User-Directed Sketch Interpretation

Matt Notowidigdo & Robert Miller

Structured diagrams (e.g. flow charts, module dependency diagrams) are commonly created using an editor such as Visio or XFig. These applications are powerful and expressive, but they are cumbersome to use, and they make it difficult to communicate drawing styles and shape sizes. Realizing the shortcomings of the user interfaces of these applications, recent research has focused on sketch understanding systems that recognize hand-drawn structured diagrams. These systems use stroke information collected on a tablet computer to accurately recognize parts of the diagram as the user sketches them. While these systems are much more natural to use than the menu- and mousedriven editors, they have subtle deviations from an actual pen-and-paper interface. For example, adding an arrowhead to a line segment that was drawn much earlier will likely confuse the system since the recognition uses temporal information. The user must delete the line segment and re-draw it with the arrowhead.

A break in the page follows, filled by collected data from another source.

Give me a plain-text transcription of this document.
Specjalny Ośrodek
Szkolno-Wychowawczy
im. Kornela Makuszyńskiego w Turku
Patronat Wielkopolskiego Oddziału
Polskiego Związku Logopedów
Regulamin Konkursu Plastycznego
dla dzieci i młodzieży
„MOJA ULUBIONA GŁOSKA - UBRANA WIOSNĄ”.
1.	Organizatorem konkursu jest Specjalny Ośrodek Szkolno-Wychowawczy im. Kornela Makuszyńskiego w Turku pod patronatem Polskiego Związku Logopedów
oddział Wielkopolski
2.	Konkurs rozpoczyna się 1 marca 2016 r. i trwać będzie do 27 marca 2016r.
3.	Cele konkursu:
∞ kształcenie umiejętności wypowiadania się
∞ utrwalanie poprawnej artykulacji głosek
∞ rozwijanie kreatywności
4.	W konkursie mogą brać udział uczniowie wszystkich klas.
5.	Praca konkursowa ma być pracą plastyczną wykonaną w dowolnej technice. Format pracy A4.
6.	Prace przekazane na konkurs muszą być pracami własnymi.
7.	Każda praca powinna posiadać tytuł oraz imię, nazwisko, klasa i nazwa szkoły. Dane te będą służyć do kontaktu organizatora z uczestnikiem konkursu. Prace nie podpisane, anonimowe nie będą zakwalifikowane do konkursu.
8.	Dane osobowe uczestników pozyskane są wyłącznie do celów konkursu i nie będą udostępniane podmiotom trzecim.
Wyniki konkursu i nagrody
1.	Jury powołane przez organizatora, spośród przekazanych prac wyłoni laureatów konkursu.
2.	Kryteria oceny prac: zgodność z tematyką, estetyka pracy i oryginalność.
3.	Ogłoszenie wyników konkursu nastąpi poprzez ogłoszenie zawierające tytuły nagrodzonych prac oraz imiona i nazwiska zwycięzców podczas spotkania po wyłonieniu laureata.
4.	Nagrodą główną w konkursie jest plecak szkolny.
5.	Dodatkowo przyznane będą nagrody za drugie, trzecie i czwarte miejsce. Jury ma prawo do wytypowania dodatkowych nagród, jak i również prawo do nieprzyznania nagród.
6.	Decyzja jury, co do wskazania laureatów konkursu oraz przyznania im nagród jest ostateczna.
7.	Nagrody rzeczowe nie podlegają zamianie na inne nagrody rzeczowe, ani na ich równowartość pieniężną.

Figure 1: Communicating drawing styles in Microsoft Visio.

UDSI (User-Directed Sketch Interpretation) is a new system for creating structured diagrams that is based on understanding hand-drawn sketches of structured diagrams. Unlike the existing systems that require devices that can capture stroke information while the user sketches the diagram, UDSI uses scanned images of sketches. The user presents a scanned pen sketch of the diagram to the UDSI system and guides the application's interpretation of the sketch. The final interpretation is a structured diagram that can be incorporated into technical documents or refined in an existing structured graphics editor. The user can therefore iteratively create the diagram using a pure pen-and-paper interface until she is satisfied with the style, layout, and position of the components of the diagram.

The power of this system is that the user can use the pen-and-paper interface where it is natural and convenient (e.g. sizing shapes, placing arrows, and routing line segments) and then can use a mouse and keyboard where it is more efficient (e.g. typing in text, selecting colors, formatting fonts).

The UDSI system combines standard algorithms from the machine vision literature for filtering, segmentation, and shape detection [2] with novel algorithms for extracting text regions and recognizing arrowheads. These algorithms produce (possibly conflicting) interpretations of the scanned sketch that are combined using an elimination algorithm to produce not only the best candidate interpretation, but also multiple alternative interpretations. These alternatives are presented to the user through a novel user interface that allows the user to effectively select alternative interpretations that the system has generated.


[1] Matt Notowidigdo and Robert C. Miller. "Off-line Sketch Interpretation." Proceedings of AAAI Fall Symposium on Making Pen-Based Interaction Intelligent and Natural, October 2004.

[2] Matthew Notowidigdo. User-Directed Sketch Interpretation. MEng thesis, Massachusetts Institute of Technology, June 2004.